The Wuhan coronavirus has dominated the news in recent weeks. The World Health Organization declared the outbreak a global health emergency, and the U.S. recently announced it would temporarily deny entry to foreign nationals who were deemed capable of posing the risk of transmitting the virus. 

But equally sinister is the onslaught of xenophobic sentiment against Chinese individuals. In the wake of the virus’ outbreak, blame and active racism towards the Chinese government and population have been recurrent themes, the result being a growing resentment and social stigma against East Asians.
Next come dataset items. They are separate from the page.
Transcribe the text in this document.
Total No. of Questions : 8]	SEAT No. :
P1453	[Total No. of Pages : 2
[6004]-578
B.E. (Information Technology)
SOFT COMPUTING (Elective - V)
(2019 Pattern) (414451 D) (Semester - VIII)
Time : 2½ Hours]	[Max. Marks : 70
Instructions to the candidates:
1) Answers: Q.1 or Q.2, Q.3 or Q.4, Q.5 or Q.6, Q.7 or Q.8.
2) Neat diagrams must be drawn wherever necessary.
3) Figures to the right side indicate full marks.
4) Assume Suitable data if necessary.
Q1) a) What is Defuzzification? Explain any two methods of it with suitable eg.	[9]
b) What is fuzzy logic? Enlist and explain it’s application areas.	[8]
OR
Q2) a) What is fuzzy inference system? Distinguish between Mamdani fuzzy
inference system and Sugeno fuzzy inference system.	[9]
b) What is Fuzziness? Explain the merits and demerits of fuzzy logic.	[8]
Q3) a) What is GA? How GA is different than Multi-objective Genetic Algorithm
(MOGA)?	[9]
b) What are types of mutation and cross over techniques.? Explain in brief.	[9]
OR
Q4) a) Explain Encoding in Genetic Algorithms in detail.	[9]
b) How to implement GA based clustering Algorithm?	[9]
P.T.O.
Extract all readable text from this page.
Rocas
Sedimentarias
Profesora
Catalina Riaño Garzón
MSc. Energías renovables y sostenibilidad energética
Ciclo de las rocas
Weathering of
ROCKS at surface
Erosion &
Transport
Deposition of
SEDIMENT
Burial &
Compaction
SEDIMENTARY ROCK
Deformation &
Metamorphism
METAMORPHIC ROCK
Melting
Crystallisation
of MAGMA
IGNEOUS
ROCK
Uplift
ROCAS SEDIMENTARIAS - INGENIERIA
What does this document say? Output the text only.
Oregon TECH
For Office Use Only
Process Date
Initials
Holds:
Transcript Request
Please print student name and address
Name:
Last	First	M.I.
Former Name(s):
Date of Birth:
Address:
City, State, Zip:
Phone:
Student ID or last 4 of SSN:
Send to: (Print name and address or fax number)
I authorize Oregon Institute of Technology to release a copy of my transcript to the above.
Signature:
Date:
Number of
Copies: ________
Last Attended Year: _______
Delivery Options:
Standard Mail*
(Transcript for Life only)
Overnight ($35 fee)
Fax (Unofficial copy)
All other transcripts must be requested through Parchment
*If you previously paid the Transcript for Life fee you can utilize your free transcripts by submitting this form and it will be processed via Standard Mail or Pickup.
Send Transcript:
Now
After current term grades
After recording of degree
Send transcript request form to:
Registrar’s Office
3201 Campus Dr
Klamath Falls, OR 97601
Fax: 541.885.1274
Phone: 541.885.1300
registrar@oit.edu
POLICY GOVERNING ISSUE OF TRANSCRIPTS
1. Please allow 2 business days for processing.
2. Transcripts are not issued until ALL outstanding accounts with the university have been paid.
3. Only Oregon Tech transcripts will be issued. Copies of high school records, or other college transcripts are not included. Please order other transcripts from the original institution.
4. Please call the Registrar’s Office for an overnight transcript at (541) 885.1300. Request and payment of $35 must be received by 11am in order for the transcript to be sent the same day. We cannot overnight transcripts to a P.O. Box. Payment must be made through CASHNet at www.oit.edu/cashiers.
With the existence of loud and competing news outlets, as well as social media, fear-mongering, racial stereotyping and misinformation have been promulgated during this time of public emergency. This allows those who might have harbored preexisting prejudice towards various groups — particularly racial and ethnic groups from East Asia — to further spread racism and xenophobic sentiment. 
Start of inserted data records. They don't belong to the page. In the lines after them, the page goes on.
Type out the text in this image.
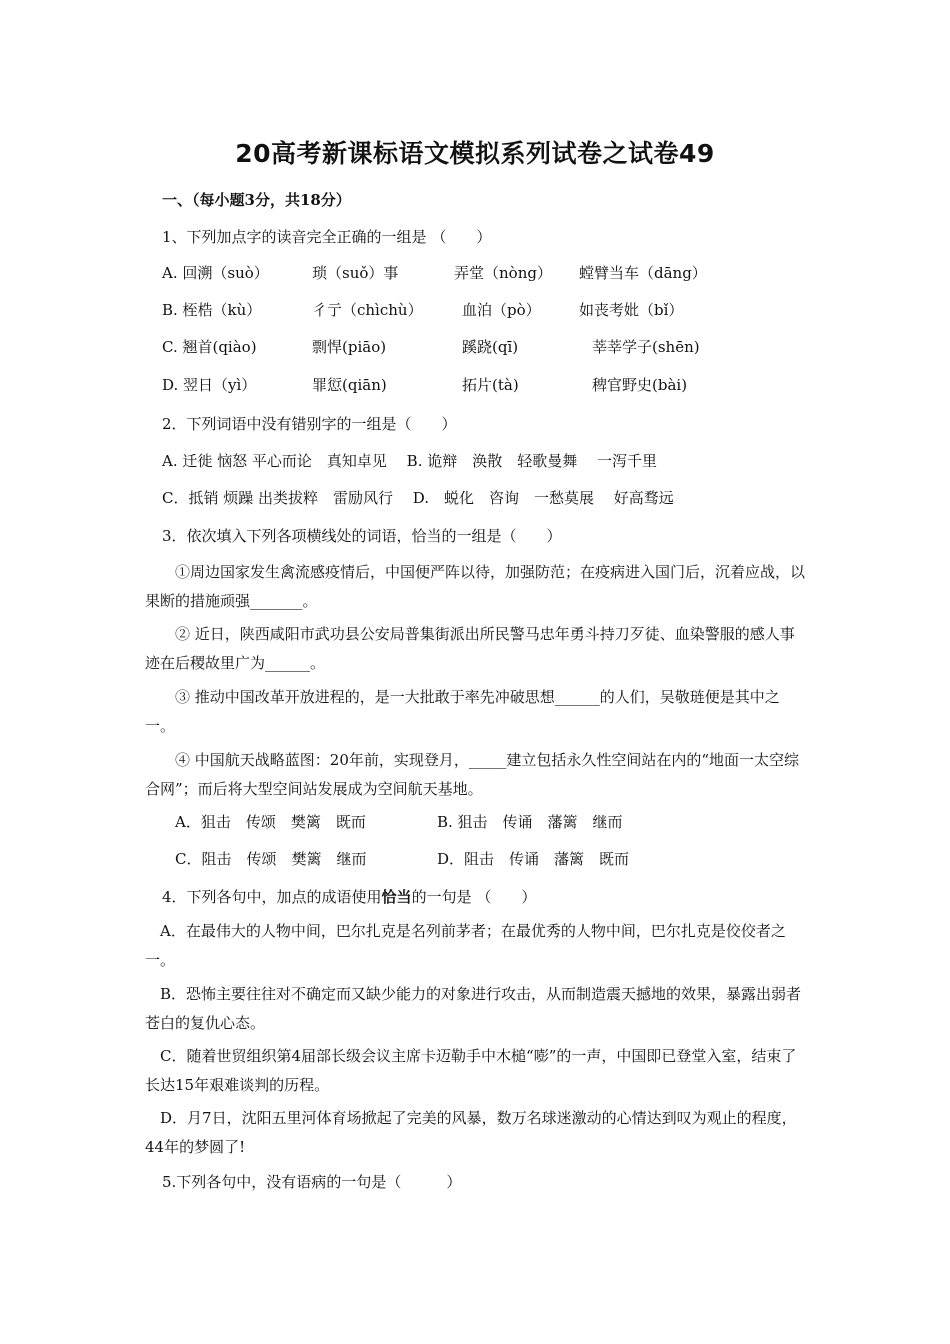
20高考新课标语文模拟系列试卷之试卷49
一、（每小题3分，共18分）
1、下列加点字的读音完全正确的一组是 （　　）
A. 回溯（suò）	琐（suǒ）事	弄堂（nòng） 螳臂当车（dāng）
B. 桎梏（kù）	彳亍（chìchù）	血泊（pò）	如丧考妣（bǐ）
C. 翘首(qiào)	剽悍(piāo)	蹊跷(qī)	莘莘学子(shēn)
D. 翌日（yì）	罪愆(qiān)	拓片(tà)	稗官野史(bài)
2．下列词语中没有错别字的一组是（　　）
A. 迁徙 恼怒 平心而论　真知卓见　 B. 诡辩　涣散　轻歌曼舞　 一泻千里
C．抵销 烦躁 出类拔粹　雷励风行　 D.　蜕化　咨询　一愁莫展　 好高骛远
3．依次填入下列各项横线处的词语，恰当的一组是（　　）
①周边国家发生禽流感疫情后，中国便严阵以待，加强防范；在疫病进入国门后，沉着应战，以果断的措施顽强_______。
② 近日，陕西咸阳市武功县公安局普集街派出所民警马忠年勇斗持刀歹徒、血染警服的感人事迹在后稷故里广为______。
③ 推动中国改革开放进程的，是一大批敢于率先冲破思想______的人们，吴敬琏便是其中之一。
④ 中国航天战略蓝图：20年前，实现登月，_____建立包括永久性空间站在内的“地面一太空综合网”；而后将大型空间站发展成为空间航天基地。
A．狙击　传颂　樊篱　既而	B. 狙击　传诵　藩篱　继而
C．阻击　传颂　樊篱　继而	D．阻击　传诵　藩篱　既而
4．下列各句中，加点的成语使用恰当的一句是 （　　）
A．在最伟大的人物中间，巴尔扎克是名列前茅者；在最优秀的人物中间，巴尔扎克是佼佼者之一。
B．恐怖主要往往对不确定而又缺少能力的对象进行攻击，从而制造震天撼地的效果，暴露出弱者苍白的复仇心态。
C．随着世贸组织第4届部长级会议主席卡迈勒手中木槌“嘭”的一声，中国即已登堂入室，结束了长达15年艰难谈判的历程。
D．月7日，沈阳五里河体育场掀起了完美的风暴，数万名球迷激动的心情达到叹为观止的程度，44年的梦圆了!
5.下列各句中，没有语病的一句是（　　　）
This isn’t the first time we’ve seen East Asians scapegoated on a global platform for the spread of a disease. The term “Yellow Peril” was coined in the 19th century, a racist metaphor that targeted East Asians in Western nations. The phrase embodies severe anti-Asian xenophobia and sensationalist stereotypes, promoting the idea that people from East Asia are a threat to the Western world. 

In the U.S. specifically, government and pop culture propaganda used this image to fuel racist portrayals of Chinese people as uncivilized and unclean members of society. In 1882, under the Chinese Exclusion Act, Chinese immigrants were banned for 61 years, underscoring the fears and stigma that have plagued immigrant communities across our nation. Lately, the acceleration of the coronavirus has echoed the long history of anti-Chinese racism in the West.

Evidence of this racist and xenophobic backlash against East Asians has manifested itself in tasteless online jokes and headlines, and people acting overtly racist in public. But these grains of racism — already potent in the harm they cause — are only the foundations for escalated, more dangerous forms of xenophobia that could evolve into extended immigration bans and societal danger for migrants living outside of the East Asian diaspora.

There is a fine line between heeding the warnings of government and health authorities and giving in to the global panic and discrimination against East Asians. This is a distinction of which we must be acutely aware and proactive about maintaining. 

Don't let fear of the virus taint your image of the people suffering from it. Be open, be gracious. Be human, be supportive and don’t fall into the trap of xenophobia that vulnerability so often engenders.